The Government of United Arab Emirate announced the reorganization of the Middle East, Dubai’s sovereign investment company Dubai World, and to seek 6-month delay in repayment of debt. Dubai is the UAE’s second-largest emirate, the Government has vigorously expanded last year for banks, real estate and transport sectors. The rapid expansion has caused it’s debt reached 80 billion U.S. dollars. But people long ago discovered that the huge infrastructure projects in Dubai and the Palm Island Dubai tourism resort areas are rushed project during the period of prosperity without proper planning, the so-call “building on sand”.
According to Dow Jones Newswires reported that the Dubai government’s debt toll of 80 billion U.S. dollars, including Dubai, the world’s 59 billion U.S. dollars of debt, of which over half of the debt held by the European banks, about 400 billion U.S. dollars. Credit Suisse analysts said that if these 400 million in loans in the loss of half of the European banks of the bad debt provision will likely increase 5%. Some analysts refer to Standard Chartered and HSBC last year to the UAE loans, one of the eight major foreign banks. Standard Chartered said that the right to review specific customers.
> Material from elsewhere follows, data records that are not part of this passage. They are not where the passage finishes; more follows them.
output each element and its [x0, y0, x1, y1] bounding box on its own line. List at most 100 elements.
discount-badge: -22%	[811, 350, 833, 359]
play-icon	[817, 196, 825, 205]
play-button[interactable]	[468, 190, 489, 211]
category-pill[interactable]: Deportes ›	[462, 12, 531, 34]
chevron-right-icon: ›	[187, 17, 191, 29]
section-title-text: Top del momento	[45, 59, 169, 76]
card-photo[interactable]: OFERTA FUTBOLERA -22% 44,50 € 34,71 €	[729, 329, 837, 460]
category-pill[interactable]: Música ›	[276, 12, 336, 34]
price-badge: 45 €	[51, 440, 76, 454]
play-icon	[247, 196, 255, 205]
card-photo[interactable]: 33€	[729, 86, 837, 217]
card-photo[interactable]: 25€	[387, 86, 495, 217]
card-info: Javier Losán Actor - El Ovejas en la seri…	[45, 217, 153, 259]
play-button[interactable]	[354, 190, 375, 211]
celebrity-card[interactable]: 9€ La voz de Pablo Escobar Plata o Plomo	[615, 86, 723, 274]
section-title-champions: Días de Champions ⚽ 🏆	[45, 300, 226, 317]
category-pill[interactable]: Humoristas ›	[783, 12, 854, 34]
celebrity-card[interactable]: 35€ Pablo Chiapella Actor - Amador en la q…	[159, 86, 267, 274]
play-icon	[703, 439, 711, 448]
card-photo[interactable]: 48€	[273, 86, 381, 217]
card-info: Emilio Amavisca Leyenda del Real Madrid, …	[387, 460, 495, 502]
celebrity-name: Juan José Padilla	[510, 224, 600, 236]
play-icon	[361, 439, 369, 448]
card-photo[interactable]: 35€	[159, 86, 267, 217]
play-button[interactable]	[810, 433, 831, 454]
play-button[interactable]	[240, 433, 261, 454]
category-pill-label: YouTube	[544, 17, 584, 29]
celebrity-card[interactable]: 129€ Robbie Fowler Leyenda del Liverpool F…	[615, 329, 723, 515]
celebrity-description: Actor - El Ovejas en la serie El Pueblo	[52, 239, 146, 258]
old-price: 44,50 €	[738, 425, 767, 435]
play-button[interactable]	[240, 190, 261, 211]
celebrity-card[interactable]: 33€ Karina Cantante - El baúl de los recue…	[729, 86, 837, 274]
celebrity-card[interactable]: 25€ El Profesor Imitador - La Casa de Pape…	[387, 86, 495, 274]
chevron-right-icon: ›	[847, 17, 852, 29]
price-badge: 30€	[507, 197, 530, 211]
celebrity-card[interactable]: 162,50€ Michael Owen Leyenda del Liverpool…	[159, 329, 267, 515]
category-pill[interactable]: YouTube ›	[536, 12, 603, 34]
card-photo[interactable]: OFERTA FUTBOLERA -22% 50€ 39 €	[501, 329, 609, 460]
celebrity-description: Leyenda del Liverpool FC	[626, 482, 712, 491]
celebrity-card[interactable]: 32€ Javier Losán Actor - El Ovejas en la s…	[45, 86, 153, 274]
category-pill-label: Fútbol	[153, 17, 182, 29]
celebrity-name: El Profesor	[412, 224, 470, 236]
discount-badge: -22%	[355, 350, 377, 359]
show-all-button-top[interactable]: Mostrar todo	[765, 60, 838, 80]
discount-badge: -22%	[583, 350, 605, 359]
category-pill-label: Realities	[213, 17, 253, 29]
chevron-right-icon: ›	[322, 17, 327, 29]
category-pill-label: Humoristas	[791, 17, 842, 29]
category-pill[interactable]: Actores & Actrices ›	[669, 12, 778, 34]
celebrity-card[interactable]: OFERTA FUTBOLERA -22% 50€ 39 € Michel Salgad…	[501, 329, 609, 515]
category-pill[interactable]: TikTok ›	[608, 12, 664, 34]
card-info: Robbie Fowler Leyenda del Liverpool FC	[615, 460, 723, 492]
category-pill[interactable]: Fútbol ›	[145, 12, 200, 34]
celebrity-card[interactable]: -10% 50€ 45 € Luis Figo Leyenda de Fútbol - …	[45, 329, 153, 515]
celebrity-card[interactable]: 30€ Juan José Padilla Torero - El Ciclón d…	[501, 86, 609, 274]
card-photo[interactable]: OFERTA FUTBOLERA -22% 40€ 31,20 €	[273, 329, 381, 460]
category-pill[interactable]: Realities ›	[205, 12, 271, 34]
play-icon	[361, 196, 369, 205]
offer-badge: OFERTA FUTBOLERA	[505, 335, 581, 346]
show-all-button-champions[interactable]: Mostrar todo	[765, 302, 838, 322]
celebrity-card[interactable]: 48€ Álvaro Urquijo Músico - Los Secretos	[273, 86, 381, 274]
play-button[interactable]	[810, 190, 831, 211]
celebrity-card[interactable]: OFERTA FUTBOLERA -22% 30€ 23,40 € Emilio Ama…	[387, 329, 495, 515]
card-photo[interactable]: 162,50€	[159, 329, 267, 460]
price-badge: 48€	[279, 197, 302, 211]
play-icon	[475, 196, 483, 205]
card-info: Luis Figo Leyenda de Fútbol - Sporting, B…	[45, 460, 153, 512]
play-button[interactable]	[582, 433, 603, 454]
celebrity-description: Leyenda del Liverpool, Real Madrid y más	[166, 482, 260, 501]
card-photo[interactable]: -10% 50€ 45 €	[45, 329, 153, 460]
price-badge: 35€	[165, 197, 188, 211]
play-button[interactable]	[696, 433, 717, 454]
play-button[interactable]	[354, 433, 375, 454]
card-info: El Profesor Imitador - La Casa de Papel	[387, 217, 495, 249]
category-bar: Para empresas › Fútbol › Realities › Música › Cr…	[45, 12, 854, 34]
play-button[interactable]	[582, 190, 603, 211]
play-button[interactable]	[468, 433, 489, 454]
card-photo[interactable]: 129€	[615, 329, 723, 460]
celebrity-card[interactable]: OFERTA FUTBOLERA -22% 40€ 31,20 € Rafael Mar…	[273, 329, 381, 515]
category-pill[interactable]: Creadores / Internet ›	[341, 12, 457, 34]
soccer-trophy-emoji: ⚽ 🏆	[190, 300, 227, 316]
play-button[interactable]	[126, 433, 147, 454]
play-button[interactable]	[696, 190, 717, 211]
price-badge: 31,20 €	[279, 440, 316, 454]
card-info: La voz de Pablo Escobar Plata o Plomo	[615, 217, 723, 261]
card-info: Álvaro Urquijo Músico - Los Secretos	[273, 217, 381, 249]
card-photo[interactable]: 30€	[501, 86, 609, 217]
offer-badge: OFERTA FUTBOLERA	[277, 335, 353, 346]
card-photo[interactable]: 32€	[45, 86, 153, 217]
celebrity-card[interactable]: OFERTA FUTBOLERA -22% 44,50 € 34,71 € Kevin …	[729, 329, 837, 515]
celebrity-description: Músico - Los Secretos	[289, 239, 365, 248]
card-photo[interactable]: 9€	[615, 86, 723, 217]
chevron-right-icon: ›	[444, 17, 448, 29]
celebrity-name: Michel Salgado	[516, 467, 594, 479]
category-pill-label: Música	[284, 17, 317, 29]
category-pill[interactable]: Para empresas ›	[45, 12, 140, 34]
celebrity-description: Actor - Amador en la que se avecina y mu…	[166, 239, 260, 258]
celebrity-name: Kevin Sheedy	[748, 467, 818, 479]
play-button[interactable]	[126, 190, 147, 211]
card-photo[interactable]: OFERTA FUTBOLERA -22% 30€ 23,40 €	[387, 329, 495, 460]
The global credit crisis, tumbled the property market, according to Deutsche Bank statistics, the Dubai property prices have plummeted by half since the peak in 2008, UBS report predicts will be dropped by another 30%, the level of returns in 2008 will take several years. Recent developments have shown signs of improvement open to foreign investors to buy residential property prices, the first three quarter rose 7%, but was still down 47% a year. Oil prices rebound this year, Dubai oil money, driven by the oil economy is slowly recovering, Standard Chartered Bank in Dubai predicted Dubai next year’s economic growth will contracted from 4% from 1% this year.



December 21st, 2009 at 9:01 am
Reorganising the investment companies is a must for dubai to improve it economy.